Durante i sette weekend “Internazionali” Ferrara sarà animata da dibattiti ed eventi gratuiti: ogni mese due grandi incontri con ospiti italiani e internazionali, a cui si affiancheranno una serie di iniziative collaterali sparse nella città estense (mostre, rassegne, presentazioni di libri, proiezioni fotografiche, incontri nelle scuole, workshop, spettacoli). I luoghi saranno gli stessi delle altre edizioni: dal Teatro comunale alla Sala estense, dal cortile del Castello al cinema Boldini.

I due dibattiti del primo appuntamento saranno dedicati a interpretare due temi che hanno al centro la questione delle disuguaglianze: Black lives matter – il movimento antirazzista originato all’interno della comunità afroamericana – e la crisi economica e sociale innescata dalla pandemia. Tre giovani attiviste che hanno deciso di far sentire la propria voce sulla mobilitazione antirazzista internazionale – Espérance Hakuzwimana Ripanti, autrice di E poi basta. Manifesto di una donna nera italiana (People, 2019); Oiza QueensDay Obasuyi, giornalista di origine nigeriana; e Djarah Kan, scrittrice e attivista culturale italo-ghaneana- discuteranno del movimento Black lives matter in Italia e in Europa con il giornalista Gary Younge, opinionista del Guardian e autore della rubrica mensile “Beneath the radar” per The Nation; e con Assa Traoré, attivista antirazzista francese, fondatrice del Comitato verità e giustizia per Adama (intitolato al fratello, morto dopo un arresto il 19 luglio 2016).
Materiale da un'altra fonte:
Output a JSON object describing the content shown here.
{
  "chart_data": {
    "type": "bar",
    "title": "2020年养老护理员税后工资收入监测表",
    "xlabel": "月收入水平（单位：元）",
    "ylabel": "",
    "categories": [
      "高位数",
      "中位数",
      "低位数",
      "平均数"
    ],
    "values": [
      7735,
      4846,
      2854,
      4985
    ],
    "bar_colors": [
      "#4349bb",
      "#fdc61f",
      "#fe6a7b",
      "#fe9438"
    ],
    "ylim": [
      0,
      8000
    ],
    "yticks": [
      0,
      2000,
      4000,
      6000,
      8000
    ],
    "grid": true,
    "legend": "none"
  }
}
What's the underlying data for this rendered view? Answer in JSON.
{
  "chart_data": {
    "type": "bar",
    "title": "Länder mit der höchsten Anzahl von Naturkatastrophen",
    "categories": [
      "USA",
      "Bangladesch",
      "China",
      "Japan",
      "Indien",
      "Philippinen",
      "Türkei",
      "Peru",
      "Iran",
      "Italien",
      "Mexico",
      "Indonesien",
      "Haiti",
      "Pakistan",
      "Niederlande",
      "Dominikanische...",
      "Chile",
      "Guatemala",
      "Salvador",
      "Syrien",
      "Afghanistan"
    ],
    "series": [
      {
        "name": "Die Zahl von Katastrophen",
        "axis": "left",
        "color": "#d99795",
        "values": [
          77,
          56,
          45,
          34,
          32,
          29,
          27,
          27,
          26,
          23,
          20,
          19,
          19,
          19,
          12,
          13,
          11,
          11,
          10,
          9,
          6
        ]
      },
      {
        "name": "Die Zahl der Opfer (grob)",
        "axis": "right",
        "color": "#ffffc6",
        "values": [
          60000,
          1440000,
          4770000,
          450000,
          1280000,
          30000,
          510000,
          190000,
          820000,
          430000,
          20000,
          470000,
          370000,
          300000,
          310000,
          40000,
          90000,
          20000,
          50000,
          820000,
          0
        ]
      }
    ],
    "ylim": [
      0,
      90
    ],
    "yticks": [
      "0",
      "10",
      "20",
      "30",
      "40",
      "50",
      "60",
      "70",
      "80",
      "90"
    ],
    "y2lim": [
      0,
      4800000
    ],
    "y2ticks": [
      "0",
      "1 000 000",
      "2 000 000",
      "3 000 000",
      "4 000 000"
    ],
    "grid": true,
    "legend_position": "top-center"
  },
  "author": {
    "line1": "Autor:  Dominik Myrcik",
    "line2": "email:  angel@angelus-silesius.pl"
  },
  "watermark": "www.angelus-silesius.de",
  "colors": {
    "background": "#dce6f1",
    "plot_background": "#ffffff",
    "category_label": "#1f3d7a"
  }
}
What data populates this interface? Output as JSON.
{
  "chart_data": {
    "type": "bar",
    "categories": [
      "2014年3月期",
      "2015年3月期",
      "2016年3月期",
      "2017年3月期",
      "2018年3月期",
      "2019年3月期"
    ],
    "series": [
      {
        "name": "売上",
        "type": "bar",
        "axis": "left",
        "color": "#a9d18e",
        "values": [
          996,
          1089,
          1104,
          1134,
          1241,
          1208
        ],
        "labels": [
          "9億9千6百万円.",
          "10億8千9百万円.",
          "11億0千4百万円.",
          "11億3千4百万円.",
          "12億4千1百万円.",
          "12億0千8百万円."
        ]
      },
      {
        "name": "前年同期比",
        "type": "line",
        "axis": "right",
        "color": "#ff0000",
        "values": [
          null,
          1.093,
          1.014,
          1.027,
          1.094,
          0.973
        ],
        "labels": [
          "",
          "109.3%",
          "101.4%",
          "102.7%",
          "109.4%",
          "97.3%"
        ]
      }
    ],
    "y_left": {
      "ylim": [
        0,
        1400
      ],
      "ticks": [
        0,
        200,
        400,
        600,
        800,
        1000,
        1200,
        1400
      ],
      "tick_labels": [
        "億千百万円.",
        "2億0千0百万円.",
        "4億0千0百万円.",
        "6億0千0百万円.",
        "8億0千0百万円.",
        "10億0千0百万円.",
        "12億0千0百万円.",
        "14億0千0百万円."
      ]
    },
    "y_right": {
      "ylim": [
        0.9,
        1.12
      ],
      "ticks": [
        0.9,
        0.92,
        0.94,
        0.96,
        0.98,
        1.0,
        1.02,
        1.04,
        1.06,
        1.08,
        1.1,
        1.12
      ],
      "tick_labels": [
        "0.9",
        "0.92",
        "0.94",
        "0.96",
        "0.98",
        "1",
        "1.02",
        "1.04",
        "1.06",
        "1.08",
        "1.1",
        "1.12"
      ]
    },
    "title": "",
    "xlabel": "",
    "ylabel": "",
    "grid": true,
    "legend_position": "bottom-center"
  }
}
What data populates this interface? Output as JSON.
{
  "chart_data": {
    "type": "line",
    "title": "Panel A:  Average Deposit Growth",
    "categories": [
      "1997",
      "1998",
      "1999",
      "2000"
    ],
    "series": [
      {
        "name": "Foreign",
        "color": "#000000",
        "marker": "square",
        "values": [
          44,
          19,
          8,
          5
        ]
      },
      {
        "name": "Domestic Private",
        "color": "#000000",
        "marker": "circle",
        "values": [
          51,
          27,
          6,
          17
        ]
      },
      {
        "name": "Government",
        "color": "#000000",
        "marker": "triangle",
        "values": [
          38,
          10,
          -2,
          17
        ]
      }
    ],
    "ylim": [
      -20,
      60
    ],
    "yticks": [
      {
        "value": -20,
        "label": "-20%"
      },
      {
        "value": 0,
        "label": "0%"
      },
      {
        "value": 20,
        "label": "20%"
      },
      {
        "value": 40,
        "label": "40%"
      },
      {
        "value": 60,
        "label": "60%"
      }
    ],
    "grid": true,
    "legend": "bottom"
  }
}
Interverrà invece sul tema delle disuguaglianze accentuate dal covid l’ex ministro Fabrizio Barca, economista esperto di governo societario e di politiche di sviluppo territoriale. A discutere con lui Pierluigi Stefanini, presidente Unipol, Alessia Mosca, accademica, già europarlamentare italiana, e Paola Vacchina, responsabile tecnica del Dipartimento Studi e Ricerche delle Acli Nazionali e amministratore delegato di Enaip, rete nazionale che fornisce servizi per la formazione e il lavoro.

Al festival si discuterà anche di come il femminismo possa aiutare a orientarsi nella pandemia. Torna inoltre al festival Zerocalcare in un incontro con il direttore di Internazionale Giovanni de Mauro, pochi giorni prima dell’uscita in libreria del suo ultimo volume Scheletri (Bao Publishing, 2020). Il fumetto come reportage al centro anche dell’intervento di Joe Sacco, in streaming. Il noto fumettista e giornalista maltese ha scritto reportage a fumetti, tra gli altri, dalla Palestina, dall’Iraq e da Sarajevo.

A Internazionale a Ferrara poi non mancheranno le presentazioni di libri e incontri con gli autori, tra cui quello con Paolo Giordano, autore del primo instant book sulla pandemia, Nel contagio (Einaudi, 2020); e Stefano Liberti che presenterà il suo ultimo reportage sui cambiamenti climatici, Terra bruciata, Come la crisi ambientale sta cambiando l’Italia e la nostra vita (Rizzoli 2020).

Si parlerà di Afghanistan durante la presentazione di Storia di un figlio (Baldini+Castoldi, 2020) con Fabio Geda e Enaiatollah Akbari, il protagonista del long seller Nel mare ci sono i coccodrilli, arrivato 11 anni fa in Italia. Olivier van Beemen, giornalista investigativo olandese, parlerà dell’operato delle multinazionali nel continente africano, oggetto di un lavoro d’inchiesta durato sei anni e contenuto nel suo ultimo libro Heineken in Africa (Add Editore, 2020).

Torna anche quest’anno la collaborazione con Medici senza Frontiere, che porterà al festival la mostra con proiezione del lavoro “Don’t leave me alone”. Dal carcere di San Vittore a un hotel di Senigallia, le immagini della lotta contro il covid-19 in Italia, realizzato durante il lockdown dal fotografo Alessio Romenzi; insieme a lui nell’incontro di presentazione Claudia Lodesani di Msf, e Jason Horowitz del New York Times.